С тех пор как Шанс поступил в отделение, его уже посетили несколько врачей. Ему сделали МРТ, потом – рентген, накачали радиоактивным йодом, который, как известно, вреден для щитовидной железы, и снова сделали МРТ. Его зрачки оставались несколько увеличенными при отсутствии признаков субарахноидального кровотечения, внутричерепной гематомы или каких бы то ни было сдвигов вправо или влево коры головного мозга. Но все же сотрясение мозга Шанс получил относительно серьезное. Из его памяти исчезло около часа времени.
– Сколько надо находиться без сознания, – хотела знать сестра Гули, – чтобы врачи утратили надежду и сочли это состояние комой?
Насколько Шанс мог судить, ее слова были шуткой только наполовину. Прежде чем он определился с ответом, она продолжила:
– Вот это было у тебя с собой в скорой помощи.
Шанс увидел, что она держит сумку, которую он возил в Лэндс-энд. Та по-прежнему была застегнута на молнию и имела несколько потрепанный вид.

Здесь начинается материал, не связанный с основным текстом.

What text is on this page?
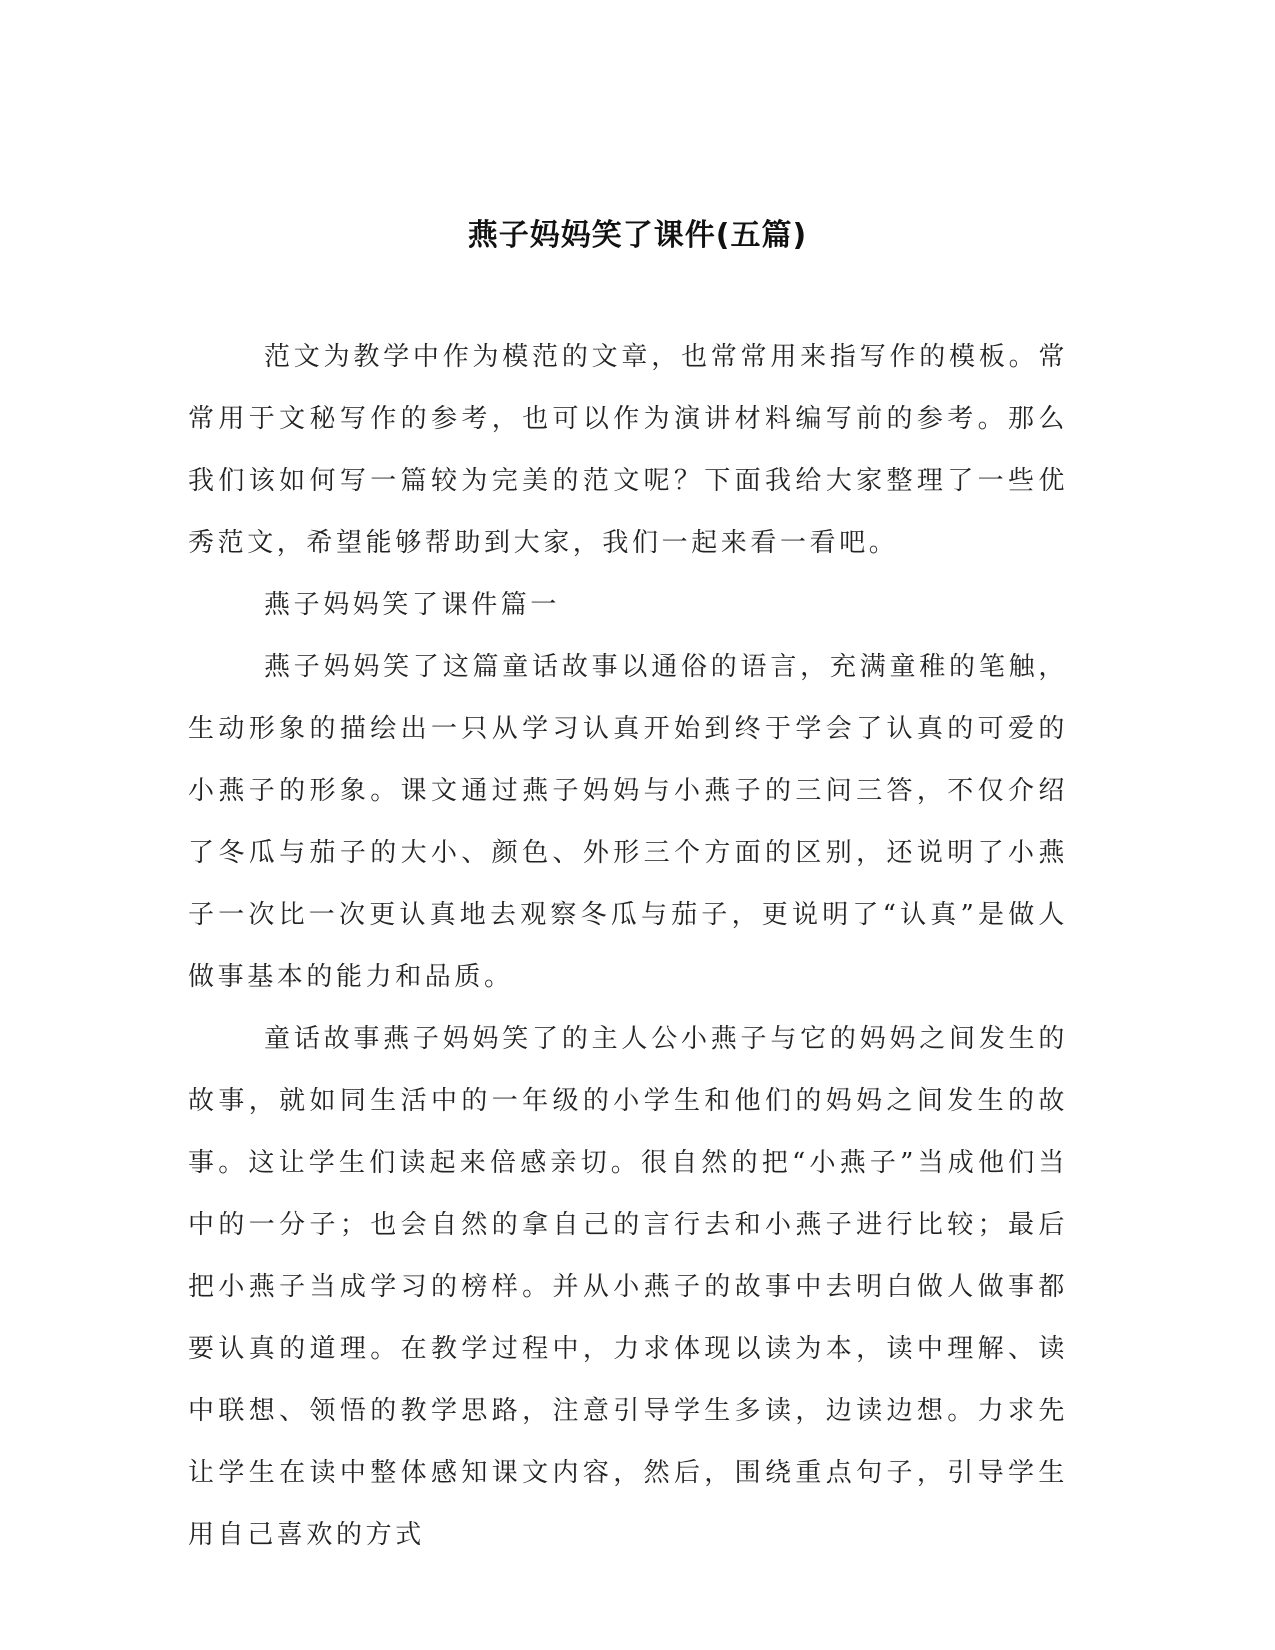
燕子妈妈笑了课件(五篇)

范文为教学中作为模范的文章，也常常用来指写作的模板。常常用于文秘写作的参考，也可以作为演讲材料编写前的参考。那么我们该如何写一篇较为完美的范文呢？下面我给大家整理了一些优秀范文，希望能够帮助到大家，我们一起来看一看吧。

燕子妈妈笑了课件篇一

燕子妈妈笑了这篇童话故事以通俗的语言，充满童稚的笔触，生动形象的描绘出一只从学习认真开始到终于学会了认真的可爱的小燕子的形象。课文通过燕子妈妈与小燕子的三问三答，不仅介绍了冬瓜与茄子的大小、颜色、外形三个方面的区别，还说明了小燕子一次比一次更认真地去观察冬瓜与茄子，更说明了“认真”是做人做事基本的能力和品质。

童话故事燕子妈妈笑了的主人公小燕子与它的妈妈之间发生的故事，就如同生活中的一年级的小学生和他们的妈妈之间发生的故事。这让学生们读起来倍感亲切。很自然的把“小燕子”当成他们当中的一分子；也会自然的拿自己的言行去和小燕子进行比较；最后把小燕子当成学习的榜样。并从小燕子的故事中去明白做人做事都要认真的道理。在教学过程中，力求体现以读为本，读中理解、读中联想、领悟的教学思路，注意引导学生多读，边读边想。力求先让学生在读中整体感知课文内容，然后，围绕重点句子，引导学生用自己喜欢的方式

– Подумала, может, там есть что-то нужное, поэтому унесла ее, когда услышала, что полиция просит твои вещи.
– Полиция, – сказал Шанс.
Его не настолько накачали наркотиками, чтобы он не ощутил зарождающуюся панику.

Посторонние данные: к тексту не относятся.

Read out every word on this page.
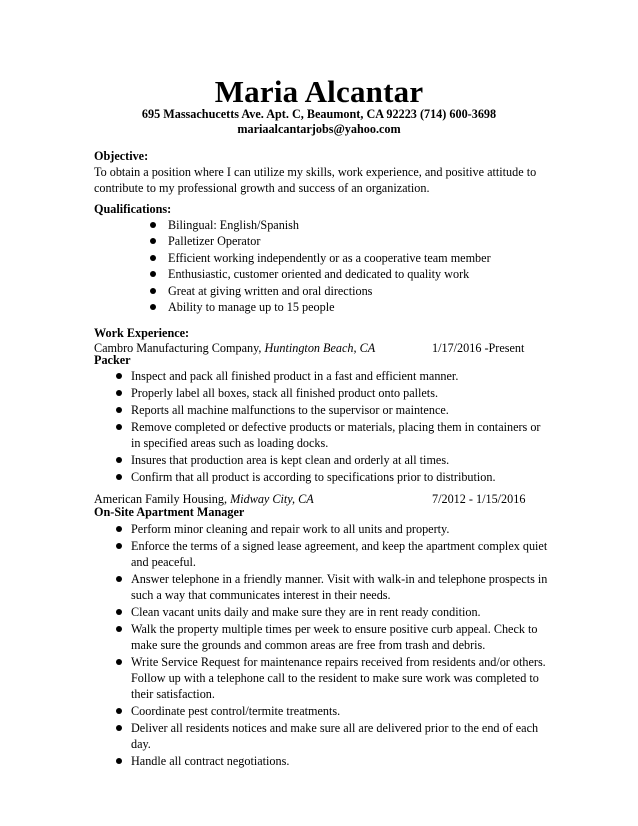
Maria Alcantar
695 Massachucetts Ave. Apt. C, Beaumont, CA 92223 (714) 600-3698
mariaalcantarjobs@yahoo.com
Objective:
To obtain a position where I can utilize my skills, work experience, and positive attitude to
contribute to my professional growth and success of an organization.
Qualifications:
Bilingual: English/Spanish
Palletizer Operator
Efficient working independently or as a cooperative team member
Enthusiastic, customer oriented and dedicated to quality work
Great at giving written and oral directions
Ability to manage up to 15 people
Work Experience:
Cambro Manufacturing Company, Huntington Beach, CA	1/17/2016 -Present
Packer
Inspect and pack all finished product in a fast and efficient manner.
Properly label all boxes, stack all finished product onto pallets.
Reports all machine malfunctions to the supervisor or maintence.
Remove completed or defective products or materials, placing them in containers or in specified areas such as loading docks.
Insures that production area is kept clean and orderly at all times.
Confirm that all product is according to specifications prior to distribution.
American Family Housing, Midway City, CA	7/2012 - 1/15/2016
On-Site Apartment Manager
Perform minor cleaning and repair work to all units and property.
Enforce the terms of a signed lease agreement, and keep the apartment complex quiet and peaceful.
Answer telephone in a friendly manner. Visit with walk-in and telephone prospects in such a way that communicates interest in their needs.
Clean vacant units daily and make sure they are in rent ready condition.
Walk the property multiple times per week to ensure positive curb appeal. Check to make sure the grounds and common areas are free from trash and debris.
Write Service Request for maintenance repairs received from residents and/or others. Follow up with a telephone call to the resident to make sure work was completed to their satisfaction.
Coordinate pest control/termite treatments.
Deliver all residents notices and make sure all are delivered prior to the end of each day.
Handle all contract negotiations.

– Да. Похоже, там есть еще пострадавшие, или что-то в этом роде, вот им и понадобились твои вещи. Не спрашивай меня, почему. Они сказали, так полагается.
Воображение тому виной или медсестра действительно посмотрела на него как-то странно? Она положила сумку на стоявший возле кровати столик на колесиках и спросила:
– Я правильно сделала?
– Да, – сказал Шанс. – Да, правильно. Очень хорошо, что она при мне, спасибо тебе.
Она похлопала его по ноге:
– Полагаю, посетители у тебя будут.
Шанс решил, что под посетителями она подразумевает полицейских. Он был уверен, что сестра Гули подмигнула ему по пути к выходу, и выждал полных десять секунд, убедился, что она не вернется, и только тогда открыл сумку. Содержимое оказалось на месте, старое барахло, да еще несколько песчинок, которые проникли внутрь каким-то мистическим путем. Когда он удостоверился, что все в порядке, то сунул сумку под одеяло и задремал рядом с ней, согревая ее бедром.

 

Несколько часов спустя он проснулся от игры солнечных лучей, проникавших через единственное в палате окно, и обнаружил возникшего в дверях человека. Тот был, пожалуй, не старше сорока лет, с широким загорелым лицом и коротко, аккуратно подстриженными светлыми волосами. Темно-серый костюм, белая рубашка, галстук винного цвета. – Шанс с первого взгляда решил, что это один из тех, о ком предупреждала сестра Гули.
Человек представился детективом Ньюсомом из полицейского департамента Сан-Франциско и оказался настоящим кладезем информации. Шанс, судя по всему, умудрился вступить в близкий контакт с выстроенной для безопасности пешеходов стеной над Оушен-бич как раз в том месте, где ее верхнюю часть разобрали в процессе генеральной реконструкции. Пешеходная дорожка была оцеплена желтой лентой, но этого оказалось едва ли достаточно, чтобы задержать Шанса, который, без сомнения, отвлекся на ДТП, произошедшее почти прямо над ним, споткнулся, упал и пролетел сорок футов, приземлившись на песок внизу.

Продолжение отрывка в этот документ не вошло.